World’s Largest King Penguin Colony Declined 90% In 30 Years, Study Finds
A new research suggested the planet’s largest colony of king penguins has declined by nearly 90 percent in the last three decades.
The colony, which lies on the France's uninhabited Île aux Cochons between Africa and Antarctica in the Indian Ocean, was blanketed by more than two million penguins about a metre tall when scientists last visited the area, reports said.
The study used aerial photographs from a helicopter and satellite images to compare changes in the population size of the colony over the past 50 years. They found the population had declined by 88 percent over the past 35 years, from 500,000 pairs to 60,000 pairs.
Though many possible causes for the decline were also explored in the study, a definite reason for such a sharp decline in penguin population happened could not be reached.
Apart from highlighting the use of non-invasive techniques to monitor the population, the study also stressed how further research was required to determine the causes for the alarming population decrease.
The colony was known in the 1980s as the largest king penguin colony and the second largest penguin colony in the world.
“It is completely unexpected, and particularly significant since this colony represented nearly one third of the king penguins in the world,” Henri Weimerskirch, an ecologist at the Centre for Biological Studies in Chize, France, told The Guardian.

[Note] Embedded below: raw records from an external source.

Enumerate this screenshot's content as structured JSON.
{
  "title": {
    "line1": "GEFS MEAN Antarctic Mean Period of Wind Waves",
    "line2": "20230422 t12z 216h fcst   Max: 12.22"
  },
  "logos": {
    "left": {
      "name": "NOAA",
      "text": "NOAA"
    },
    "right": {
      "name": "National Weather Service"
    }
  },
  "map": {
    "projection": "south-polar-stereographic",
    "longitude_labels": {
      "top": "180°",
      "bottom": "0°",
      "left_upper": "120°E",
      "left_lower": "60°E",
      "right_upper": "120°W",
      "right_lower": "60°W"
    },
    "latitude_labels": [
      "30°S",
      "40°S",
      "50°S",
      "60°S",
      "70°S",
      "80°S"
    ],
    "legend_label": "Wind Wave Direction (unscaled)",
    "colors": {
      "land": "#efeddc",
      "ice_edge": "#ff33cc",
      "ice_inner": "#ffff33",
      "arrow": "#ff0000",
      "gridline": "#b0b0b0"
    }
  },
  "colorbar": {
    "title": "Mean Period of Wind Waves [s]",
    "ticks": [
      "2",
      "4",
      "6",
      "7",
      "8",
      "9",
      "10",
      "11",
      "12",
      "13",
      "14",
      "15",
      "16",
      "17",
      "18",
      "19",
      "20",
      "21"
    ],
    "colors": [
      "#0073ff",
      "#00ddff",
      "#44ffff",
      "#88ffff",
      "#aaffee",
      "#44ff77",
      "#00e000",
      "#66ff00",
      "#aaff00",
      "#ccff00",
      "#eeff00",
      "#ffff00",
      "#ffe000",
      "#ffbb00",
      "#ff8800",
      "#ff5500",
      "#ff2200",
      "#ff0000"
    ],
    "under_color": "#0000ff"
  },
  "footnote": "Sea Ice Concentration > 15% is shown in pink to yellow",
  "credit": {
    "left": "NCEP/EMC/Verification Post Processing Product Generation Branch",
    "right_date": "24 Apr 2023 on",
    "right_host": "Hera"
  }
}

He had first set his eyes on the colony in 1982.
The newly published study mentioned the population numbers can fluctuate extensively due to large-scale climatic events like the Sub-Tropical Indian Dipole and El-Niño Southern Oscillation.

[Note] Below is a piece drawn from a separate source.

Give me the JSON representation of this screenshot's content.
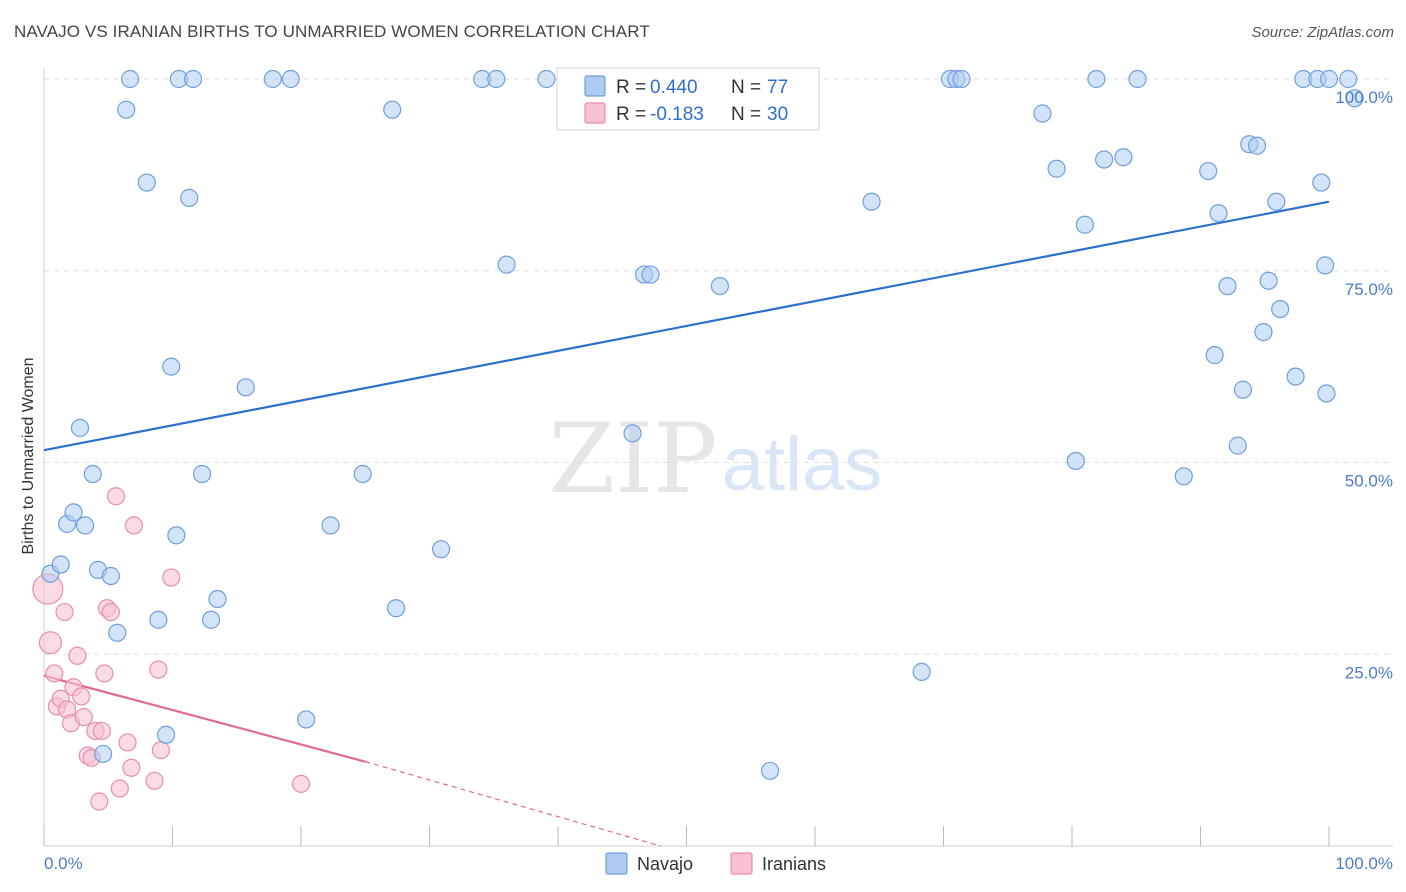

El Ninos are cyclic, occurring after gaps of two to seven years. Global warming, which produced similar conditions, can amplify the effects of El Ninos.
In 1997, a strong El Nino weather event warmed the Southern Indian Ocean. This pushed the fish and squid to the south, which was beyond the range of king penguins, which in turn resulted in poor breeding success and population decline for king penguin colonies in the region, Weimerskirch said.
Yet another reason, according to the study, might have been the partial relocation of the colony that was first noted in 2016 during a helicopter flight. The smaller colony nearer to the beach was on the penguins’ access route to the large colony. It was present in the 2005 satellite images as well as in the 2015, 2016 and 2017 satellite images. But it wasn’t seen during ground observations in1974 and 1982.
Overcrowding might have been another contributor.
“The larger the population, the fiercer the competition between individuals,” France’s National Centre for Scientific Research, which funded the study, said. “The repercussions of lack of food are thus amplified and can trigger an unprecedented rapid and drastic drop in numbers.”
Infection from avian cholera, which affected seabirds, including some king penguins on nearby Marion and Amsterdam Islands, might be another reason for the population decline. But researchers could not confirm anything until they studied the situation further.
The king penguin, second in size only to the emperor penguin, breeds on the more temperate islands north of the Antarctic coast. They are known to be homebodies, which means the species does not migrate. The adults might go to the sea for days at a time searching for food, but they always return to their homes.
Currently, the king penguins are put under “least concern” in the Red List of Threatened Species conservation status. But the recent study might prompt a re-evaluation.